Christology was further elaborated upon 20 years later at the Council of Chalcedon in 451. It promulgated the dogma of the Two Natures of Christ, or what is called the Hypostatic Union, where Jesus is God and Man, with no separation. This was in response to the Monophysite heresy, which held that Jesus had one nature only.

It's difficult to locate an explicit biblical passage specifically “defining” doctrinal development. I defend it as “biblical” in the way I did above: by showing that the Bible itself develops; therefore the Church is merely continuing that process of developing thought.

I submit that a few passages, however, suggest development, like the parable of the mustard seed (Matthew 13:31-32): where the kingdom of God is like this small seed that grows into a huge tree. The Body of Christ in Scripture is presented as a living organism; therefore it grows (an increase of understanding).

In John 14:26 and 16:13; Jesus says that the Holy Spirit “will lead you into all truth.” The Church learns things through the ages. Theological or spiritual knowledge did not cease to grow or expand after the apostles. We still reflect upon doctrines today. In recent decades, for example, ecumenism and the theology of the body have been greatly developed.

The canon of Scripture itself was an instance of development over some 350 years. The Bible we have today was finalized only in 397 at the Council of Carthage. The books of Hebrews, James, 2 Peter, 2 and 3 John, Jude, and Revelation were not widely accepted by the Church until A.D. 350! And some prominent Church Fathers held that some books were Scripture that later weren't selected for the canon: like the epistles of Barnabas and Clement. Of the 27 New Testament books, 14 were not mentioned at all until around A.D. 200, including Acts, Second Corinthians, Galatians and Colossians.

When I was an evangelical Protestant back in the 1980s I used to picture the Church as a ship, and tradition, analogically, as the barnacles underneath the ship. We get rid of barnacles, and scrape them out. But true apostolic tradition is, rather, the rudder of the ship, or the guiding principle of the Church, as it passes through the “sea of history,” so to speak.

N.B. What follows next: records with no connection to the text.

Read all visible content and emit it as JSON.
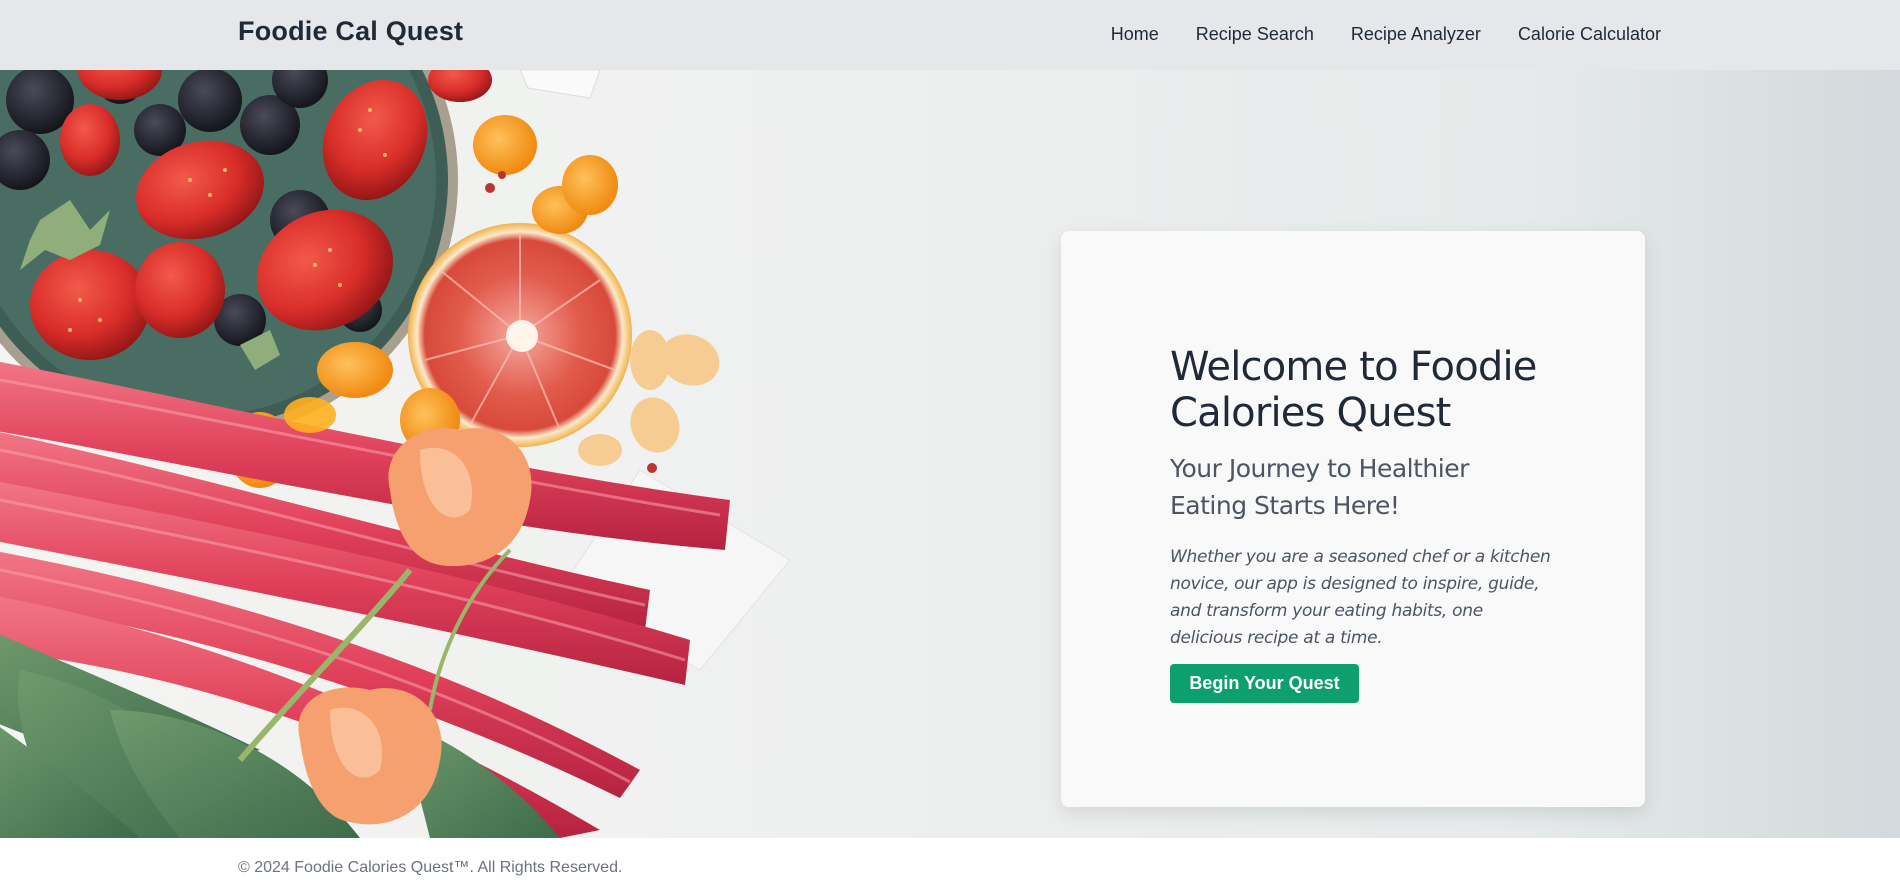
{
  "header": {
    "brand": "Foodie Cal Quest",
    "nav": [
      {
        "label": "Home"
      },
      {
        "label": "Recipe Search"
      },
      {
        "label": "Recipe Analyzer"
      },
      {
        "label": "Calorie Calculator"
      }
    ]
  },
  "hero": {
    "image_icon": "fruit-and-rhubarb-photo",
    "card": {
      "title": "Welcome to Foodie Calories Quest",
      "subtitle": "Your Journey to Healthier Eating Starts Here!",
      "text": "Whether you are a seasoned chef or a kitchen novice, our app is designed to inspire, guide, and transform your eating habits, one delicious recipe at a time.",
      "cta_label": "Begin Your Quest"
    }
  },
  "footer": {
    "copyright": "© 2024 Foodie Calories Quest™. All Rights Reserved."
  },
  "colors": {
    "navbar_bg": "#e5e7eb",
    "text_dark": "#1f2937",
    "cta_green": "#0e9f6e",
    "muted": "#6b7280"
  }
}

Development of doctrine is the principle of a living, breathing tradition, guided by the Holy Spirit, and also the consciousness of the Church as a whole. Today's Church shouldn't be expected to look like the primitive Church if it is a living, vibrant, spiritual organism. But the early Church looked like a small “Catholic tree.”

Hence, Cardinal Newman, when he was an Anglican Church historian, wrote to his sister Jemima on 17 November 1839:

I cannot deny that from the first the Fathers do teach doctrines and a temper of mind which we commonly identify with Romanism.

Newman's intensive study of development of doctrine a few years later, led him to the Catholic Church, and my reading of his famous Essay on the topic led me to the Church, too, in 1990.